Perhaps that was how he had a hundred thousand dollars in his bank account, enough to impulse-buy a bonsai for his mother.
Then again, it was for his mother. Rosie would have and could have bought her own mother a lot of things, but Mom prevented her from doing so. Mom didn’t want things. She only wanted to make sure that Rosie could go on.
“I need to keep it someplace safe because I don’t get off until five o’clock and I don’t think I should put this in the back of my truck until then.”
Rosie snapped back to the present. She was still at work.Focus, girl.“It needs to be outdoors.”
“My rental apartment has a balcony, but it’s cold outside.”
“When are you going to take it to your mom?” Rosie asked.
“Christmas Eve.”
Oh. That meant Evan would be gone for Christmas. She wondered if they’d miss each other. “Are you driving home?”
“I’m not sure yet. It’s a long way from here to Seattle.” Evan smiled. “I’ll miss you too.”
Rosie cleared her throat. “I meant that if you drive home, you can easily put the bonsai in your truck. We have special shipping boxes for live plants that you can use.”
Evan didn’t stop smiling.
“If you fly, I don’t know how you fly with this bonsai.” Rosie kept talking because she didn’t want to talk about missing Evan in a future tense. Right now, she couldn’t bear to part with him. “Some people have flown with their bonsai. But I think it would be damaged in the overhead bin and it won’t fit under the seat in front of you.”
“That so?” Evan stared at her, amusement in his eyes.
“Uh-huh.”
“So I’ll just buy a second plane ticket for this bonsai tree.”

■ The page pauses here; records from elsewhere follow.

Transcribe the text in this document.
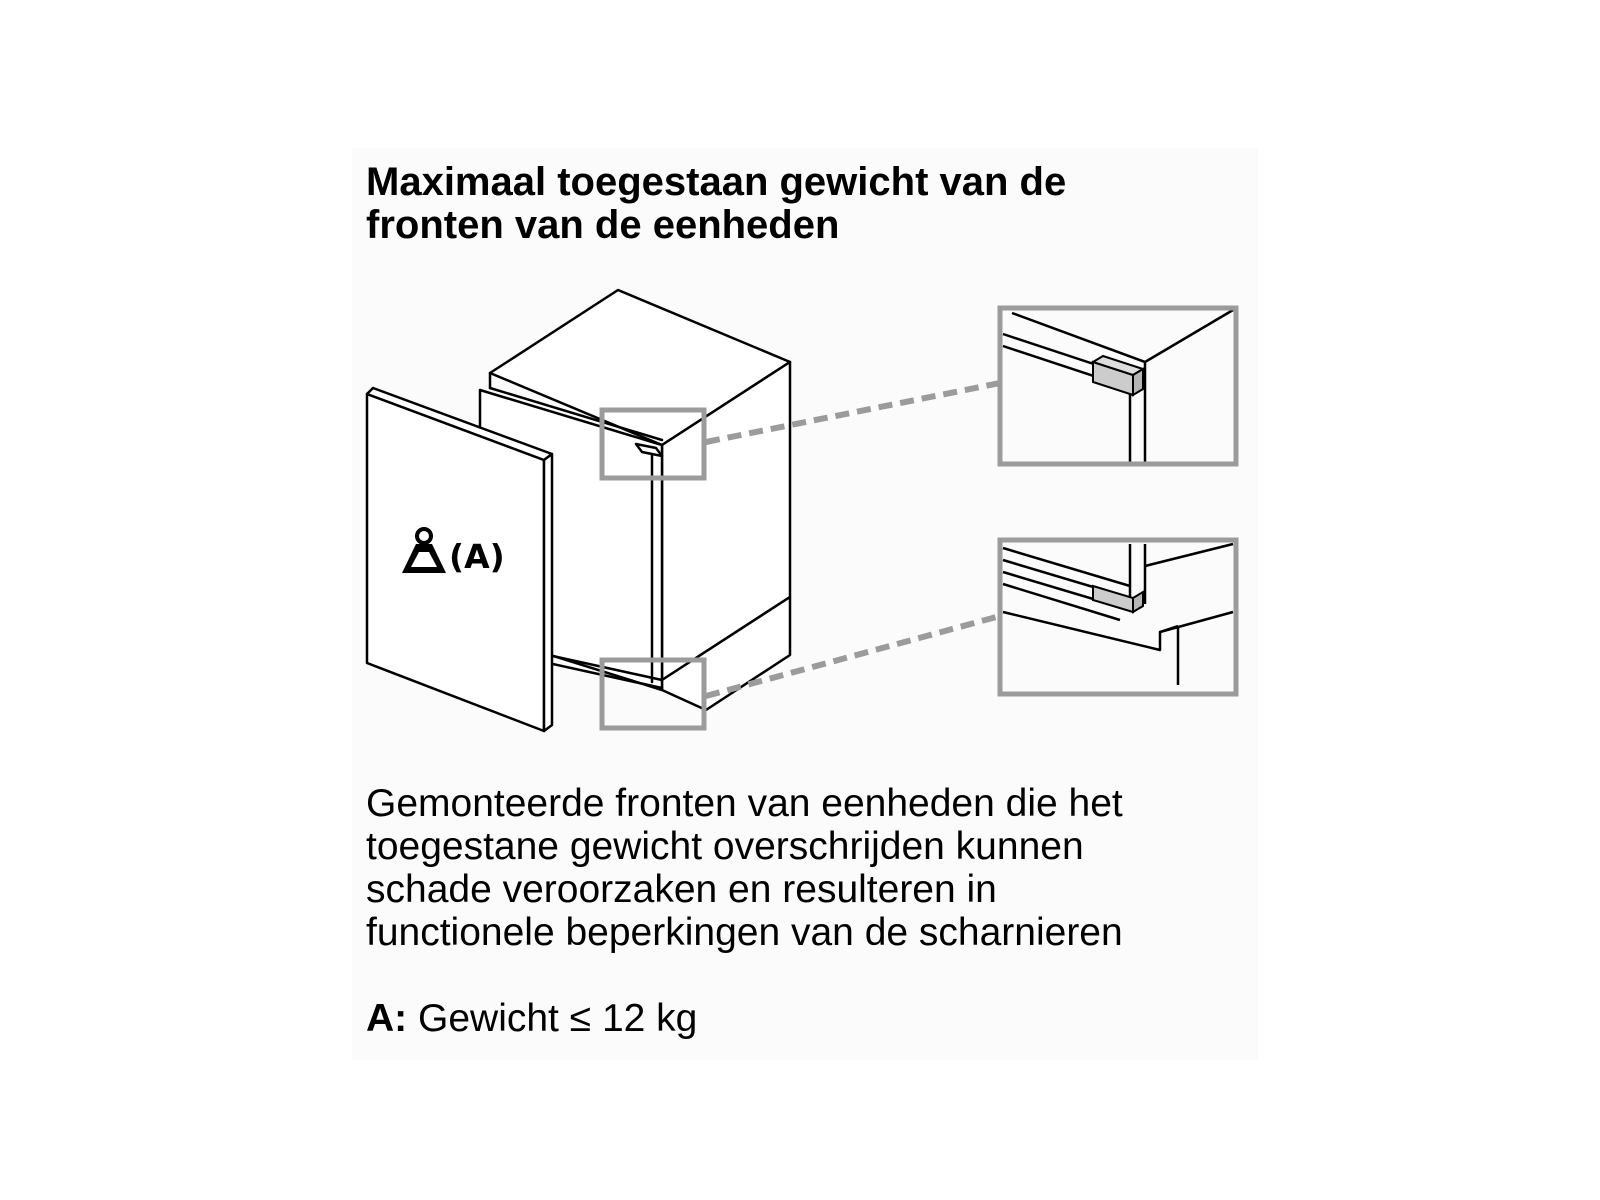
Maximaal toegestaan gewicht van de
fronten van de eenheden
(A)

Gemonteerde fronten van eenheden die het
toegestane gewicht overschrijden kunnen
schade veroorzaken en resulteren in
functionele beperkingen van de scharnieren

A: Gewicht ≤ 12 kg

Rosie chuckled at Evan’s silly suggestion.
Evan didn’t laugh with her.
Rosie cleared her throat. “Well, I suppose you can do that. Wouldn’t it be a waste of money? Then again, it’s an expensive bonsai, and it’s a special gift for your mom, whom you clearly love. Well, I’m guessing the last part. I don’t know you or your mom. I mean…”
Evan smiled.
“What?” Rosie asked.
“You asked me a question and then you answered it yourself. Do you talk a lot when you’re nervous?”
Nervous?
Rosie didn’t know what to say.
Evan lowered his voice and whispered in her ear, “We’ve already kissed.”
Rosie remembered their first kiss under the fireworks by the Savannah River the Friday before. It had only been three days since then, but they had spent time on Saturday and Sunday with each other and Rosie’s mom—who had approved of Evan right away. Mom seemed to be in more of a hurry than both Rosie and Evan.
Rosie took a half step back. “We’re at work right now, Evan.”
Evan eyed her lips.
Rosie cleared her throat. “The bonsai should be okay in the greenhouse for a few hours this afternoon. The greenhouse is warm all year round, obviously, and mimics the great outdoors.”
Evan patted her shoulder. “Stay here and watch over my tree while I go find a cart.”
Rosie dug into her other apron pocket and pulled out a white t-type plant label and a red marker. She wrote “SOLD” on it and inserted it carefully at the edge of the bonsai container, away from the roots, in that spot where the soil met the porcelain wall.